Integral $\int_{-\infty}^0 e^{(-3i+\omega)t} $

Question

Let's say I am integrating this function: $e^{(-3i+\omega)t}$ from $t=-\infty $ to $t=0$ [Note: $\omega$ is just a constant]

The same function could be rewritten in this form(i believe?) : $e^{-(3i-\omega)t}$

Knowing that $e^{-\infty}$ will give me $0$, I am confused by the fact integrating the same function over the same period give me two differnt answers.

Case 1:

$\int_{-\infty}^0 e^{(-3i+\omega)t} = \dfrac{e^{(-3i+\omega)t}}{(-3i+\omega)}\bigg|_{-\infty}^0 = 0$ $(e^{-\infty}=0)$

Case 2:

$\int_{-\infty}^0 e^{-(3i-\omega)t} = -\dfrac{e^{-(3i-\omega)t}}{(3i-\omega)}\bigg|_{-\infty}^0 = \infty$ $(e^{\infty}=\infty)$

I believe I am doing something wrong? What am i missing?

Answer 1

The second case also converges to zero, check your signs.

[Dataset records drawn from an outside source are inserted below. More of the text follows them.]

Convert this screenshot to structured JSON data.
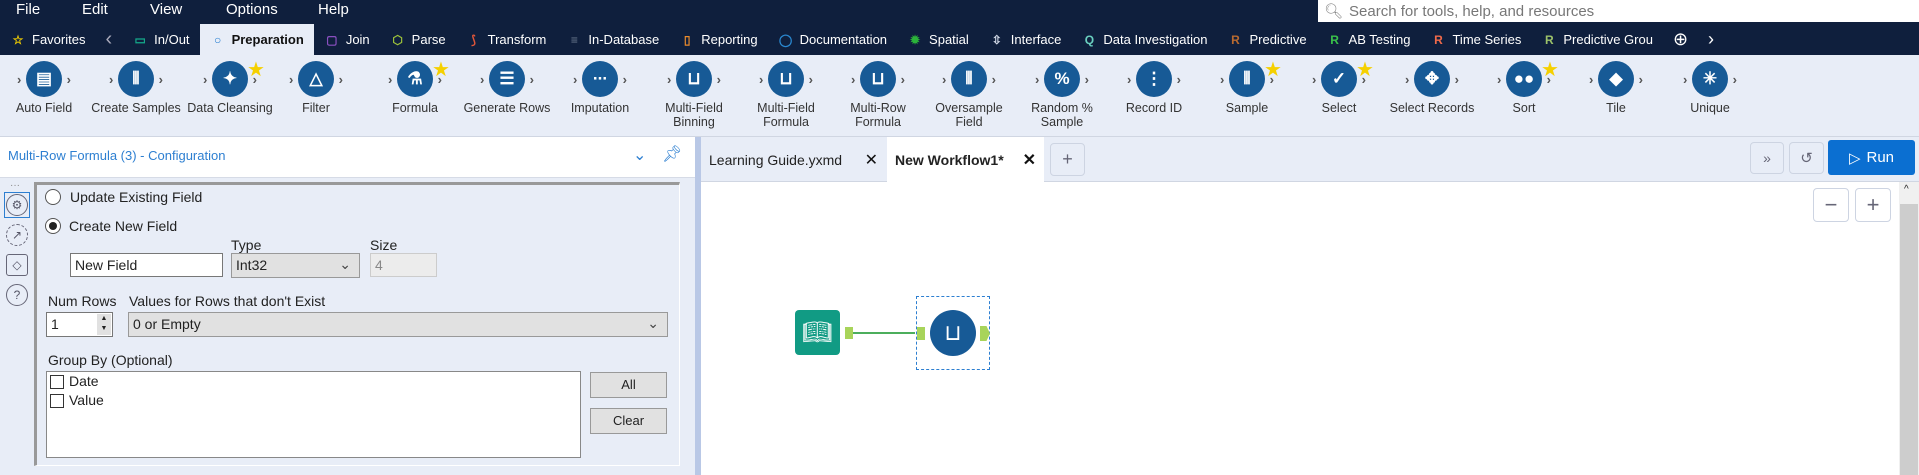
{
  "menu": [
    "File",
    "Edit",
    "View",
    "Options",
    "Help"
  ],
  "search": {
    "placeholder": "Search for tools, help, and resources"
  },
  "categories": [
    {
      "label": "Favorites",
      "icon": "star-icon",
      "color": "#f5d000"
    },
    {
      "label": "In/Out",
      "icon": "folder-icon",
      "color": "#14a88a"
    },
    {
      "label": "Preparation",
      "icon": "circle-icon",
      "color": "#1f7ad0"
    },
    {
      "label": "Join",
      "icon": "square-icon",
      "color": "#8a4fc0"
    },
    {
      "label": "Parse",
      "icon": "hexagon-icon",
      "color": "#9cc23a"
    },
    {
      "label": "Transform",
      "icon": "transform-icon",
      "color": "#e0563a"
    },
    {
      "label": "In-Database",
      "icon": "database-icon",
      "color": "#6b7a90"
    },
    {
      "label": "Reporting",
      "icon": "document-icon",
      "color": "#e88a2c"
    },
    {
      "label": "Documentation",
      "icon": "comment-icon",
      "color": "#2a88d0"
    },
    {
      "label": "Spatial",
      "icon": "spatial-icon",
      "color": "#2bb33a"
    },
    {
      "label": "Interface",
      "icon": "interface-icon",
      "color": "#cfd6e4"
    },
    {
      "label": "Data Investigation",
      "icon": "magnifier-icon",
      "color": "#6ad0c0"
    },
    {
      "label": "Predictive",
      "icon": "r-icon",
      "color": "#b86a30"
    },
    {
      "label": "AB Testing",
      "icon": "r-icon",
      "color": "#3ac24a"
    },
    {
      "label": "Time Series",
      "icon": "r-icon",
      "color": "#f06a4a"
    },
    {
      "label": "Predictive Grou",
      "icon": "r-icon",
      "color": "#9cc26a"
    }
  ],
  "tools": [
    {
      "label": "Auto Field",
      "glyph": "▤",
      "star": false
    },
    {
      "label": "Create Samples",
      "glyph": "⫴",
      "star": false
    },
    {
      "label": "Data Cleansing",
      "glyph": "✦",
      "star": true
    },
    {
      "label": "Filter",
      "glyph": "△",
      "star": false
    },
    {
      "label": "Formula",
      "glyph": "⚗",
      "star": true
    },
    {
      "label": "Generate Rows",
      "glyph": "☰",
      "star": false
    },
    {
      "label": "Imputation",
      "glyph": "∙∙∙",
      "star": false
    },
    {
      "label": "Multi-Field Binning",
      "glyph": "⊔",
      "star": false
    },
    {
      "label": "Multi-Field Formula",
      "glyph": "⊔",
      "star": false
    },
    {
      "label": "Multi-Row Formula",
      "glyph": "⊔",
      "star": false
    },
    {
      "label": "Oversample Field",
      "glyph": "⫴",
      "star": false
    },
    {
      "label": "Random % Sample",
      "glyph": "%",
      "star": false
    },
    {
      "label": "Record ID",
      "glyph": "⋮",
      "star": false
    },
    {
      "label": "Sample",
      "glyph": "⫴",
      "star": true
    },
    {
      "label": "Select",
      "glyph": "✓",
      "star": true
    },
    {
      "label": "Select Records",
      "glyph": "✥",
      "star": false
    },
    {
      "label": "Sort",
      "glyph": "●●",
      "star": true
    },
    {
      "label": "Tile",
      "glyph": "◆",
      "star": false
    },
    {
      "label": "Unique",
      "glyph": "✳",
      "star": false
    }
  ],
  "config": {
    "title": "Multi-Row Formula (3) - Configuration",
    "update_existing": "Update Existing Field",
    "create_new": "Create New  Field",
    "type_label": "Type",
    "size_label": "Size",
    "new_field_value": "New Field",
    "type_value": "Int32",
    "size_value": "4",
    "num_rows_label": "Num Rows",
    "num_rows_value": "1",
    "values_label": "Values for Rows that don't Exist",
    "values_value": "0 or Empty",
    "group_by_label": "Group By (Optional)",
    "group_fields": [
      "Date",
      "Value"
    ],
    "all_label": "All",
    "clear_label": "Clear"
  },
  "doc_tabs": [
    {
      "label": "Learning Guide.yxmd",
      "active": false
    },
    {
      "label": "New Workflow1*",
      "active": true
    }
  ],
  "run_label": "Run",
  "colors": {
    "navy": "#0f1f3d",
    "accent": "#0b6fd1",
    "tool_blue": "#175a96"
  }
}
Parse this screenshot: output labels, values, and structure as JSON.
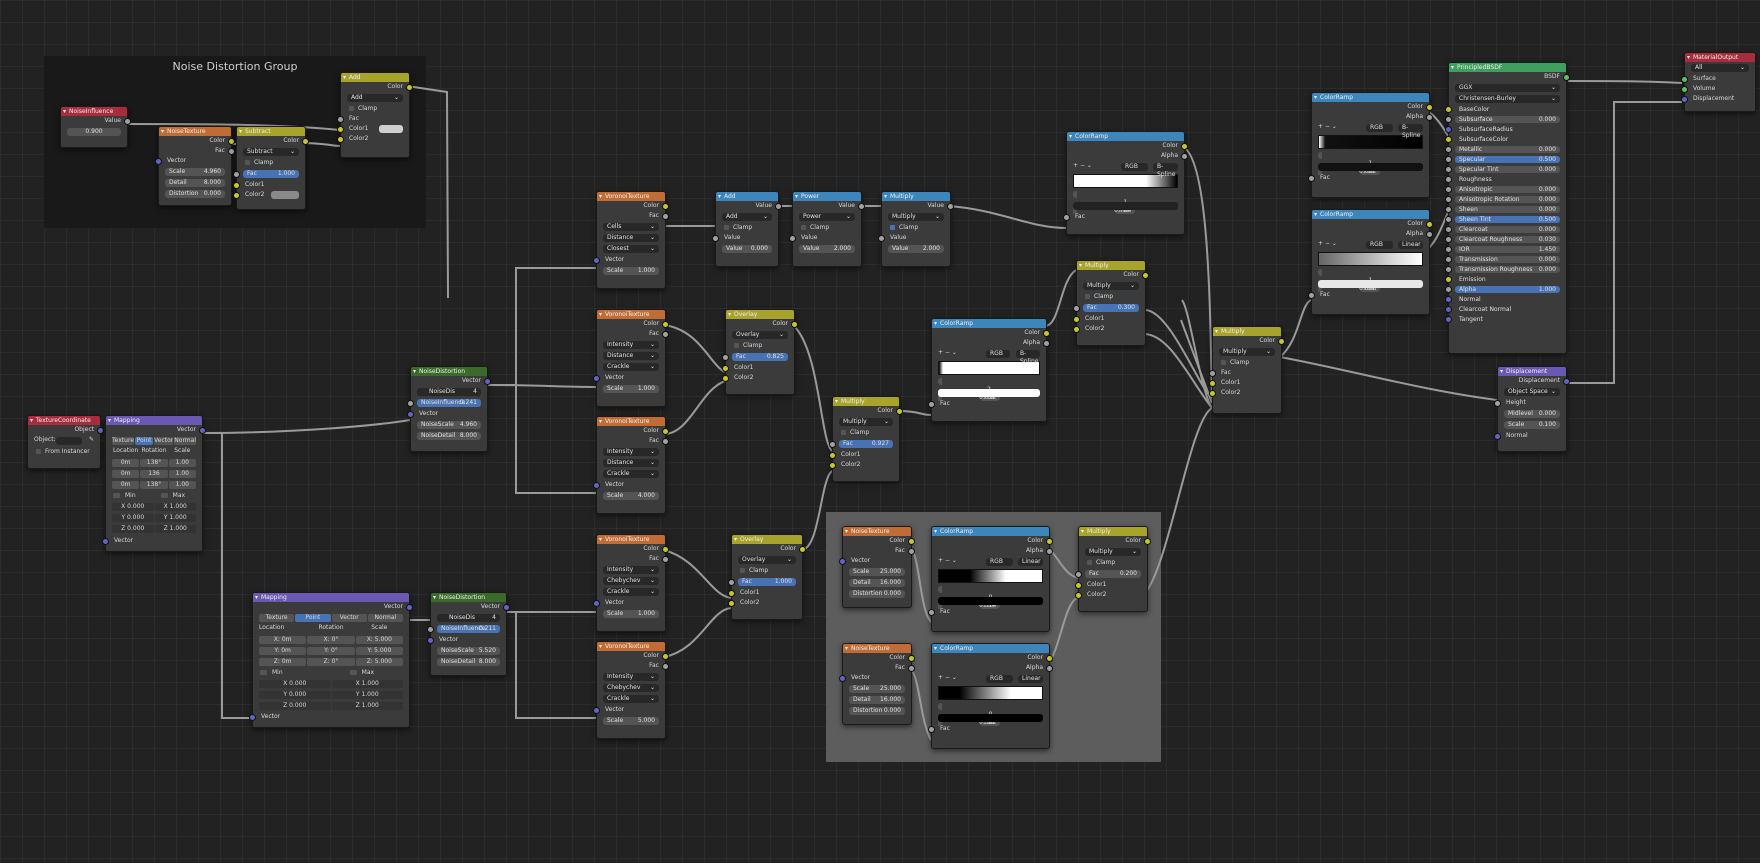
{
  "frames": {
    "noise_group_title": "Noise Distortion Group"
  },
  "colors": {
    "canvas": "#222222",
    "node_body": "#3b3b3b",
    "hdr_input": "#a82c3e",
    "hdr_texture": "#c26c35",
    "hdr_converter": "#3d86bc",
    "hdr_color": "#a8a32a",
    "hdr_vector": "#6a58b3",
    "hdr_group": "#3a6b2b",
    "hdr_shader": "#3f9f5f",
    "hdr_output": "#a82c3e",
    "socket_color": "#c7c729",
    "socket_float": "#a1a1a1",
    "socket_vector": "#6363c7",
    "socket_shader": "#b65ab6",
    "field_active": "#4772b3"
  },
  "nodes": {
    "noise_influence": {
      "title": "NoiseInfluence",
      "out": "Value",
      "value": "0.900"
    },
    "noise_texture_g": {
      "title": "NoiseTexture",
      "out1": "Color",
      "out2": "Fac",
      "in_vector": "Vector",
      "scale": "Scale",
      "scale_v": "4.960",
      "detail": "Detail",
      "detail_v": "8.000",
      "distortion": "Distortion",
      "distortion_v": "0.000"
    },
    "subtract": {
      "title": "Subtract",
      "out": "Color",
      "mode": "Subtract",
      "clamp": "Clamp",
      "fac": "Fac",
      "fac_v": "1.000",
      "color1": "Color1",
      "color2": "Color2"
    },
    "add_g": {
      "title": "Add",
      "out": "Color",
      "mode": "Add",
      "clamp": "Clamp",
      "fac": "Fac",
      "color1": "Color1",
      "color2": "Color2"
    },
    "tex_coord": {
      "title": "TextureCoordinate",
      "out": "Object",
      "object": "Object:",
      "from_instancer": "From Instancer"
    },
    "mapping1": {
      "title": "Mapping",
      "out": "Vector",
      "type_tabs": [
        "Texture",
        "Point",
        "Vector",
        "Normal"
      ],
      "col_heads": [
        "Location",
        "Rotation",
        "Scale"
      ],
      "rows": [
        [
          "0m",
          "138°",
          "1.00"
        ],
        [
          "0m",
          "136",
          "1.00"
        ],
        [
          "0m",
          "138°",
          "1.00"
        ]
      ],
      "min": "Min",
      "max": "Max",
      "min_rows": [
        [
          "X",
          "0.000"
        ],
        [
          "Y",
          "0.000"
        ],
        [
          "Z",
          "0.000"
        ]
      ],
      "max_rows": [
        [
          "X",
          "1.000"
        ],
        [
          "Y",
          "1.000"
        ],
        [
          "Z",
          "1.000"
        ]
      ],
      "in_vector": "Vector"
    },
    "mapping2": {
      "title": "Mapping",
      "out": "Vector",
      "type_tabs": [
        "Texture",
        "Point",
        "Vector",
        "Normal"
      ],
      "col_heads": [
        "Location",
        "Rotation",
        "Scale"
      ],
      "rows": [
        [
          "X:",
          "0m",
          "X:",
          "0°",
          "X:",
          "5.000"
        ],
        [
          "Y:",
          "0m",
          "Y:",
          "0°",
          "Y:",
          "5.000"
        ],
        [
          "Z:",
          "0m",
          "Z:",
          "0°",
          "Z:",
          "5.000"
        ]
      ],
      "min": "Min",
      "max": "Max",
      "min_rows": [
        [
          "X",
          "0.000"
        ],
        [
          "Y",
          "0.000"
        ],
        [
          "Z",
          "0.000"
        ]
      ],
      "max_rows": [
        [
          "X",
          "1.000"
        ],
        [
          "Y",
          "1.000"
        ],
        [
          "Z",
          "1.000"
        ]
      ],
      "in_vector": "Vector"
    },
    "noise_dist1": {
      "title": "NoiseDistortion",
      "out": "Vector",
      "group": "NoiseDis",
      "users": "4",
      "influence": "NoiseInfluence",
      "influence_v": "0.241",
      "vector": "Vector",
      "nscale": "NoiseScale",
      "nscale_v": "4.960",
      "ndetail": "NoiseDetail",
      "ndetail_v": "8.000"
    },
    "noise_dist2": {
      "title": "NoiseDistortion",
      "out": "Vector",
      "group": "NoiseDis",
      "users": "4",
      "influence": "NoiseInfluence",
      "influence_v": "0.211",
      "vector": "Vector",
      "nscale": "NoiseScale",
      "nscale_v": "5.520",
      "ndetail": "NoiseDetail",
      "ndetail_v": "8.000"
    },
    "voronoi1": {
      "title": "VoronoiTexture",
      "out1": "Color",
      "out2": "Fac",
      "dd": [
        "Cells",
        "Distance",
        "Closest"
      ],
      "vector": "Vector",
      "scale": "Scale",
      "scale_v": "1.000"
    },
    "voronoi2": {
      "title": "VoronoiTexture",
      "out1": "Color",
      "out2": "Fac",
      "dd": [
        "Intensity",
        "Distance",
        "Crackle"
      ],
      "vector": "Vector",
      "scale": "Scale",
      "scale_v": "1.000"
    },
    "voronoi3": {
      "title": "VoronoiTexture",
      "out1": "Color",
      "out2": "Fac",
      "dd": [
        "Intensity",
        "Distance",
        "Crackle"
      ],
      "vector": "Vector",
      "scale": "Scale",
      "scale_v": "4.000"
    },
    "voronoi4": {
      "title": "VoronoiTexture",
      "out1": "Color",
      "out2": "Fac",
      "dd": [
        "Intensity",
        "Chebychev",
        "Crackle"
      ],
      "vector": "Vector",
      "scale": "Scale",
      "scale_v": "1.000"
    },
    "voronoi5": {
      "title": "VoronoiTexture",
      "out1": "Color",
      "out2": "Fac",
      "dd": [
        "Intensity",
        "Chebychev",
        "Crackle"
      ],
      "vector": "Vector",
      "scale": "Scale",
      "scale_v": "5.000"
    },
    "math_add": {
      "title": "Add",
      "out": "Value",
      "mode": "Add",
      "clamp": "Clamp",
      "in": "Value",
      "val": "Value",
      "val_v": "0.000"
    },
    "math_power": {
      "title": "Power",
      "out": "Value",
      "mode": "Power",
      "clamp": "Clamp",
      "in": "Value",
      "val": "Value",
      "val_v": "2.000"
    },
    "math_mult": {
      "title": "Multiply",
      "out": "Value",
      "mode": "Multiply",
      "clamp": "Clamp",
      "in": "Value",
      "val": "Value",
      "val_v": "2.000"
    },
    "overlay1": {
      "title": "Overlay",
      "out": "Color",
      "mode": "Overlay",
      "clamp": "Clamp",
      "fac": "Fac",
      "fac_v": "0.825",
      "color1": "Color1",
      "color2": "Color2"
    },
    "overlay2": {
      "title": "Overlay",
      "out": "Color",
      "mode": "Overlay",
      "clamp": "Clamp",
      "fac": "Fac",
      "fac_v": "1.000",
      "color1": "Color1",
      "color2": "Color2"
    },
    "mult_mid": {
      "title": "Multiply",
      "out": "Color",
      "mode": "Multiply",
      "clamp": "Clamp",
      "fac": "Fac",
      "fac_v": "0.927",
      "color1": "Color1",
      "color2": "Color2"
    },
    "ramp_mid": {
      "title": "ColorRamp",
      "out1": "Color",
      "out2": "Alpha",
      "mode": "RGB",
      "interp": "B-Spline",
      "idx": "2",
      "pos": "Pos:",
      "pos_v": "0.032",
      "fac": "Fac"
    },
    "ramp_top": {
      "title": "ColorRamp",
      "out1": "Color",
      "out2": "Alpha",
      "mode": "RGB",
      "interp": "B-Spline",
      "idx": "1",
      "pos": "Pos:",
      "pos_v": "0.764",
      "fac": "Fac"
    },
    "mult_top": {
      "title": "Multiply",
      "out": "Color",
      "mode": "Multiply",
      "clamp": "Clamp",
      "fac": "Fac",
      "fac_v": "0.300",
      "color1": "Color1",
      "color2": "Color2"
    },
    "ramp_r1": {
      "title": "ColorRamp",
      "out1": "Color",
      "out2": "Alpha",
      "mode": "RGB",
      "interp": "B-Spline",
      "idx": "1",
      "pos": "Pos:",
      "pos_v": "0.067",
      "fac": "Fac"
    },
    "ramp_r2": {
      "title": "ColorRamp",
      "out1": "Color",
      "out2": "Alpha",
      "mode": "RGB",
      "interp": "Linear",
      "idx": "1",
      "pos": "Pos:",
      "pos_v": "0.808",
      "fac": "Fac"
    },
    "mult_right": {
      "title": "Multiply",
      "out": "Color",
      "mode": "Multiply",
      "clamp": "Clamp",
      "fac": "Fac",
      "color1": "Color1",
      "color2": "Color2"
    },
    "principled": {
      "title": "PrincipledBSDF",
      "out": "BSDF",
      "dist": "GGX",
      "sss": "Christensen-Burley",
      "rows": [
        [
          "BaseColor",
          ""
        ],
        [
          "Subsurface",
          "0.000"
        ],
        [
          "SubsurfaceRadius",
          ""
        ],
        [
          "SubsurfaceColor",
          ""
        ],
        [
          "Metallic",
          "0.000"
        ],
        [
          "Specular",
          "0.500"
        ],
        [
          "Specular Tint",
          "0.000"
        ],
        [
          "Roughness",
          ""
        ],
        [
          "Anisotropic",
          "0.000"
        ],
        [
          "Anisotropic Rotation",
          "0.000"
        ],
        [
          "Sheen",
          "0.000"
        ],
        [
          "Sheen Tint",
          "0.500"
        ],
        [
          "Clearcoat",
          "0.000"
        ],
        [
          "Clearcoat Roughness",
          "0.030"
        ],
        [
          "IOR",
          "1.450"
        ],
        [
          "Transmission",
          "0.000"
        ],
        [
          "Transmission Roughness",
          "0.000"
        ],
        [
          "Emission",
          ""
        ],
        [
          "Alpha",
          "1.000"
        ],
        [
          "Normal",
          ""
        ],
        [
          "Clearcoat Normal",
          ""
        ],
        [
          "Tangent",
          ""
        ]
      ]
    },
    "mat_out": {
      "title": "MaterialOutput",
      "target": "All",
      "surface": "Surface",
      "volume": "Volume",
      "displacement": "Displacement"
    },
    "displacement": {
      "title": "Displacement",
      "out": "Displacement",
      "space": "Object Space",
      "height": "Height",
      "midlevel": "Midlevel",
      "midlevel_v": "0.000",
      "scale": "Scale",
      "scale_v": "0.100",
      "normal": "Normal"
    },
    "nt_b1": {
      "title": "NoiseTexture",
      "out1": "Color",
      "out2": "Fac",
      "vector": "Vector",
      "scale": "Scale",
      "scale_v": "25.000",
      "detail": "Detail",
      "detail_v": "16.000",
      "distortion": "Distortion",
      "distortion_v": "0.000"
    },
    "nt_b2": {
      "title": "NoiseTexture",
      "out1": "Color",
      "out2": "Fac",
      "vector": "Vector",
      "scale": "Scale",
      "scale_v": "25.000",
      "detail": "Detail",
      "detail_v": "16.000",
      "distortion": "Distortion",
      "distortion_v": "0.000"
    },
    "ramp_b1": {
      "title": "ColorRamp",
      "out1": "Color",
      "out2": "Alpha",
      "mode": "RGB",
      "interp": "Linear",
      "idx": "0",
      "pos": "Pos:",
      "pos_v": "0.314",
      "fac": "Fac"
    },
    "ramp_b2": {
      "title": "ColorRamp",
      "out1": "Color",
      "out2": "Alpha",
      "mode": "RGB",
      "interp": "Linear",
      "idx": "0",
      "pos": "Pos:",
      "pos_v": "0.382",
      "fac": "Fac"
    },
    "mult_b": {
      "title": "Multiply",
      "out": "Color",
      "mode": "Multiply",
      "clamp": "Clamp",
      "fac": "Fac",
      "fac_v": "0.200",
      "color1": "Color1",
      "color2": "Color2"
    }
  }
}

$$ \int exp(-(3i-w)t) \mathrm{dt}= - \frac{exp(-(3i-w)t)}{3i-w} = - \frac{exp((w-3i)t)}{3i-w}$$

That should convince you.

Answer 2

Actually neither of your results are correct, since $e^{(\omega-3i)t}=1$ when $t=0$. So your integral should be (and the negative infinity term does go to $0$ as mentioned in the other answers): $$\int_{-\infty}^0e^{(\omega-3i)t}\,dt=\frac{1}{\omega-3i}$$